HDP'li Pir, Adalet Bakanı Bekir Bozdağ tarafından cevaplandırılması üzere verdiği soru önergesinde "Van F Tipi Cezaevinde bulunan tutsak Haydar Öztürk'ün tutuklanma gerekçesi nedir ?" diye sordu. HDP 'li Pir'in soru önergesindeki tutsak ifadesine tepki gösteren Bozdağ, "Türk Ceza Kanununda tutsak kavramı yoktur" dedi.
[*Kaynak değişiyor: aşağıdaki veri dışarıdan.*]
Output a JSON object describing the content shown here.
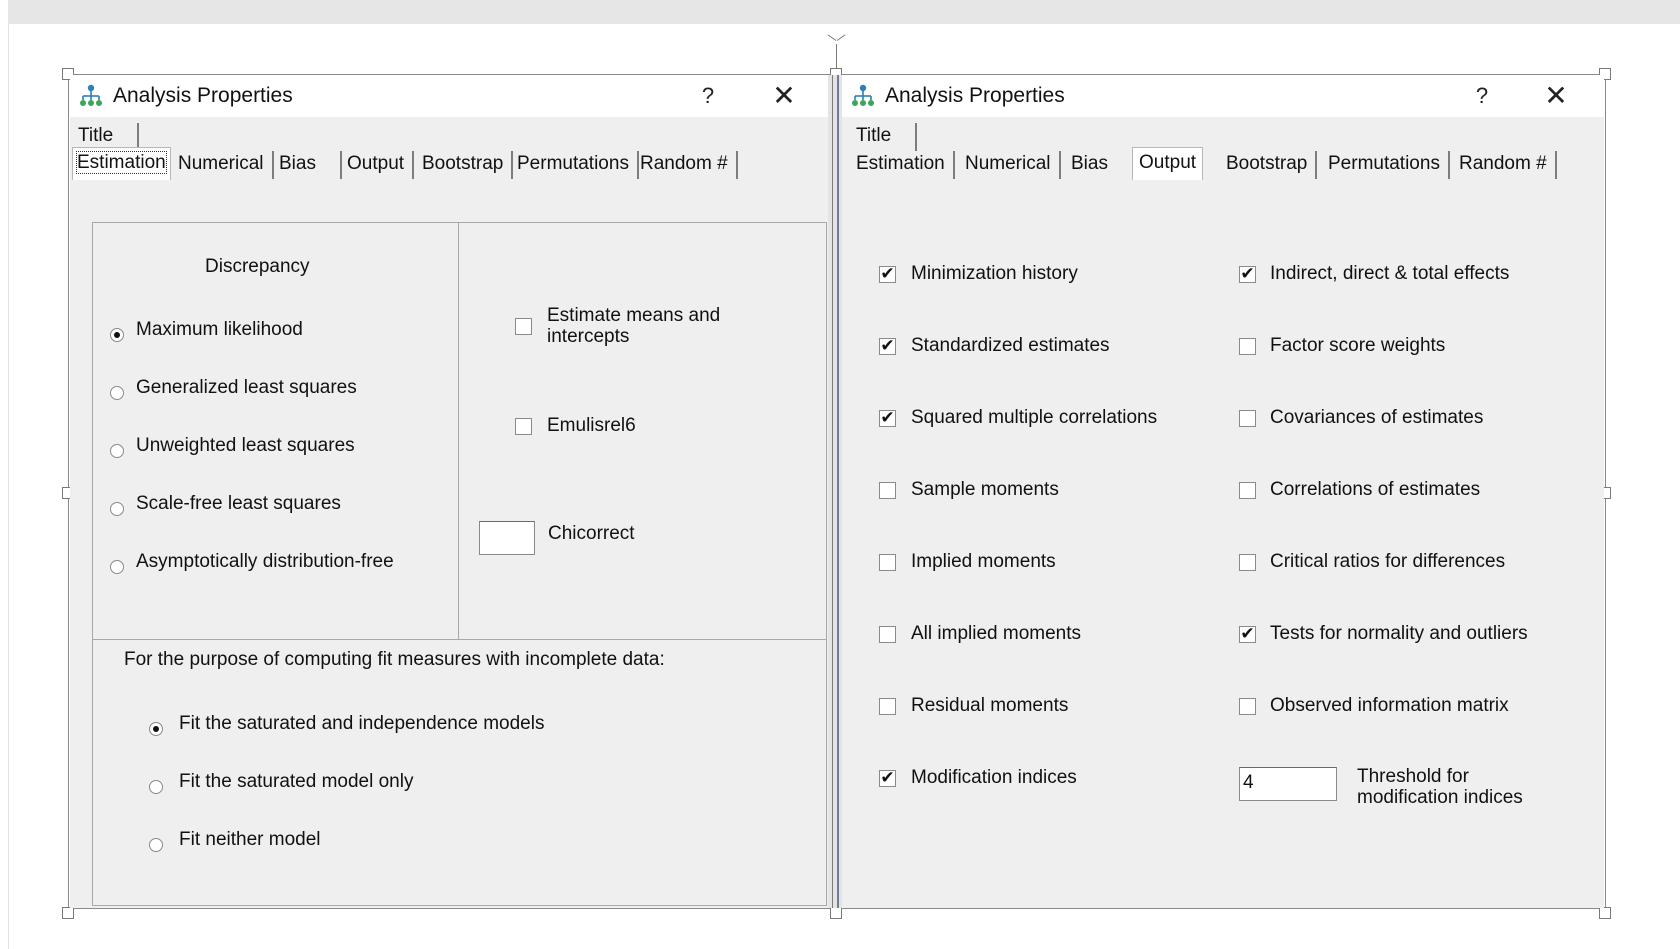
{
  "dialogs": {
    "left": {
      "title": "Analysis Properties",
      "help": "?",
      "close": "✕",
      "tabs_row1": [
        "Title"
      ],
      "tabs_row2": [
        "Estimation",
        "Numerical",
        "Bias",
        "Output",
        "Bootstrap",
        "Permutations",
        "Random #"
      ],
      "selected_tab": "Estimation",
      "discrepancy": {
        "heading": "Discrepancy",
        "options": [
          "Maximum likelihood",
          "Generalized least squares",
          "Unweighted least squares",
          "Scale-free least squares",
          "Asymptotically distribution-free"
        ],
        "selected": "Maximum likelihood"
      },
      "estimate_means": {
        "label_line1": "Estimate means and",
        "label_line2": "intercepts",
        "checked": false
      },
      "emulisrel6": {
        "label": "Emulisrel6",
        "checked": false
      },
      "chicorrect": {
        "label": "Chicorrect",
        "value": ""
      },
      "incomplete": {
        "heading": "For the purpose of computing fit measures with incomplete data:",
        "options": [
          "Fit the saturated and independence models",
          "Fit the saturated model only",
          "Fit neither model"
        ],
        "selected": "Fit the saturated and independence models"
      }
    },
    "right": {
      "title": "Analysis Properties",
      "help": "?",
      "close": "✕",
      "tabs_row1": [
        "Title"
      ],
      "tabs_row2": [
        "Estimation",
        "Numerical",
        "Bias",
        "Output",
        "Bootstrap",
        "Permutations",
        "Random #"
      ],
      "selected_tab": "Output",
      "options_left": [
        {
          "label": "Minimization history",
          "checked": true
        },
        {
          "label": "Standardized estimates",
          "checked": true
        },
        {
          "label": "Squared multiple correlations",
          "checked": true
        },
        {
          "label": "Sample moments",
          "checked": false
        },
        {
          "label": "Implied moments",
          "checked": false
        },
        {
          "label": "All implied moments",
          "checked": false
        },
        {
          "label": "Residual moments",
          "checked": false
        },
        {
          "label": "Modification indices",
          "checked": true
        }
      ],
      "options_right": [
        {
          "label": "Indirect, direct & total effects",
          "checked": true
        },
        {
          "label": "Factor score weights",
          "checked": false
        },
        {
          "label": "Covariances of estimates",
          "checked": false
        },
        {
          "label": "Correlations of estimates",
          "checked": false
        },
        {
          "label": "Critical ratios for differences",
          "checked": false
        },
        {
          "label": "Tests for normality and outliers",
          "checked": true
        },
        {
          "label": "Observed information matrix",
          "checked": false
        }
      ],
      "threshold": {
        "value": "4",
        "label_line1": "Threshold for",
        "label_line2": "modification indices"
      }
    }
  },
  "check_glyph": "✔",
  "icons": {
    "app": "amos-tree-icon"
  }
}
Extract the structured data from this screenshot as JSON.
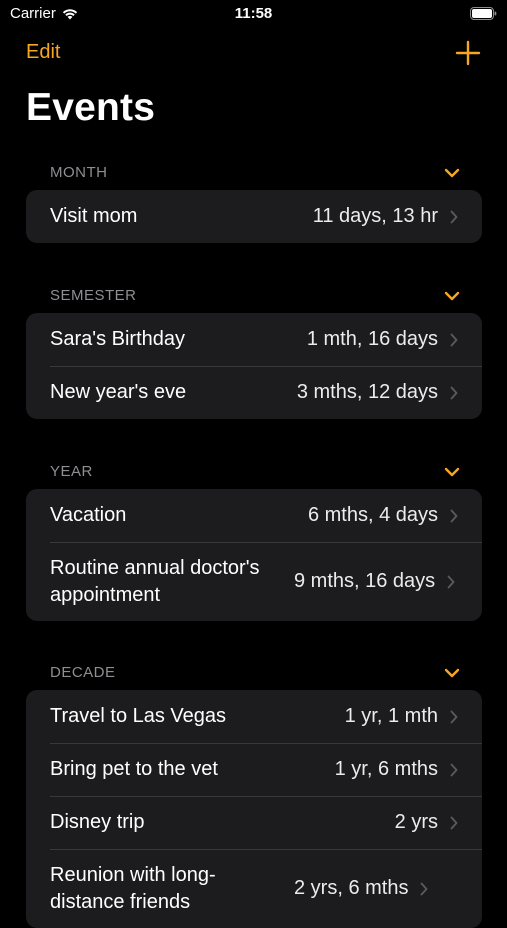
{
  "status": {
    "carrier": "Carrier",
    "time": "11:58"
  },
  "nav": {
    "edit_label": "Edit",
    "title": "Events"
  },
  "colors": {
    "accent": "#f5a623",
    "background": "#000000",
    "card": "#1c1c1e",
    "section_header": "#8e8e93"
  },
  "sections": [
    {
      "title": "MONTH",
      "rows": [
        {
          "title": "Visit mom",
          "value": "11 days, 13 hr"
        }
      ]
    },
    {
      "title": "SEMESTER",
      "rows": [
        {
          "title": "Sara's Birthday",
          "value": "1 mth, 16 days"
        },
        {
          "title": "New year's eve",
          "value": "3 mths, 12 days"
        }
      ]
    },
    {
      "title": "YEAR",
      "rows": [
        {
          "title": "Vacation",
          "value": "6 mths, 4 days"
        },
        {
          "title": "Routine annual doctor's appointment",
          "value": "9 mths, 16 days"
        }
      ]
    },
    {
      "title": "DECADE",
      "rows": [
        {
          "title": "Travel to Las Vegas",
          "value": "1 yr, 1 mth"
        },
        {
          "title": "Bring pet to the vet",
          "value": "1 yr, 6 mths"
        },
        {
          "title": "Disney trip",
          "value": "2 yrs"
        },
        {
          "title": "Reunion with long-distance friends",
          "value": "2 yrs, 6 mths"
        }
      ]
    }
  ]
}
Yazılı cevabında ceza infaz kurumlarında, haklarında verilen mahkûmiyet kararı kesinleşen "hükümlü"ler, mahkûmiyet kararı verilen ancak hükmü kesinleşmemiş "hükümözlü'ler ile mahkemeler ve sulh ceza hâkimliklerince tutuklama kararı verilen "tutuklu"ların bulunduğunu belirten Bakan Bozdağ, ceza infaz kurumlarında, hükümlülerin ırk, dil, din, mezhep, milliyet, renk, cinsiyet, doğum, felsefi inanç, millî veya sosyal köken ve siyasî veya diğer fikir yahut düşünceleri ile ekonomik güçleri vc diğer toplumsal konumlan yönünden ayırım yapılmaksızın ve hiçbir kimseye ayrıcalık tanınmaksızın uygulanmakta olduğunu hatırlattı.
CEZAEVLERİNDE SÜRGÜN DİYE BİR UYGULAMA YOK
Yazılı cevabında ceza infaz mevzuatında "sürgün" şeklinde bir uygulamanın bulunmadığına işaret eden Bozdağ, şu ifadelere yer verdi:
"Başta zorunlu nakiller olmak üzere, hükümlü ve tutuklular mevzuata uygun olarak bulundukları ceza infaz kurumlarından başka ceza infaz kurumlarına nakledilmektedirler. Başka ceza infaz kurumuna sevk edilen hükümlü ve tutukluların sevklerinden önce gerekli sağlık kontrolleri yapılmakta ve güvenlik önlemleri alındıktan sonra sevk işlemleri gerçekleştirilmektedir. Ceza infaz kurumlarında barındırılan hükümlü ve tutuklular, mevzuat hükümleri çerçevesinde, kapasitesi yoğun olan ceza infaz kurumlarından kapasitesi uygun olan ceza infaz kurumlarına nakledilmekte olup, hükümlü ve tutukluların ailelerine yakın ceza infaz kurumlarında barındırılmaları bazen mümkün olamamaktadır.
CEZAEVİNDE TEDAVİ ÜCRETSİZ
Ceza infaz kurumlarında bulunan tüm hükümlü ve tutukluların, diğer vatandaşlar gibi her türlü sağlık hizmetinden faydalandığını belirten Bozdağ, "Hükümlü ve tutukluların, beden ve ruh sağlığının korunması, hastalıklarının tanısı için, ilk muayene ve tedavi hizmetleri ceza infaz kurumlarında verilmekte; ileri tetkik, tedavi ve rehabilitasyon gerekenler Devlet hastanelerine, daha ileri sağlık hizmeti gerekenler ise üniversite hastanelerine sevk edilmektedir.Ceza infaz kurumlarında barındırılan tüm hükümlü ve tutuklular, özgürlüğünden yoksun olmayan her vatandaşın yararlanabildiği sağlık haklarından ve hizmetlerinden öncelikli olarak yararlandırılmakta olup, her türlü muayene ve tedavileri de Devletin teminatı altında ve ücretsizdir" dedi.
Yazılı cevabında ceza infaz kurumlarında bulunduğu sırada eceliyle hayatını kaybedenlere ilişkin rakamlara da yer veren Bozdağ şunları söyledi:
"Bakanlığımız kayıtlarının incelenmesinden, ceza infaz kurumlarında bulunduğu sırada hayatını kaybeden hükümlü ve tutuklu sayılarıyla ilgili Ulusal Yargı Ağı Bilişim Sistemi (UYAP) kayıtları esas alınarak bilgi derlenmeye 2009 yılından sonra başlanılması nedeniyle, yıllara göre eceliyle hayatını kaybedenlere ilişkin sayının; 2009 yılında 242, 2010 yılında 260, 2011 yılında 285, 2012 yılında 286, 2013 yılında 265, 2014 yılında 312, 2015 yılında 373, 2016 yılında 31/08/2016 tarihi itibarıyla 232 olduğu,anlaşılmıştır."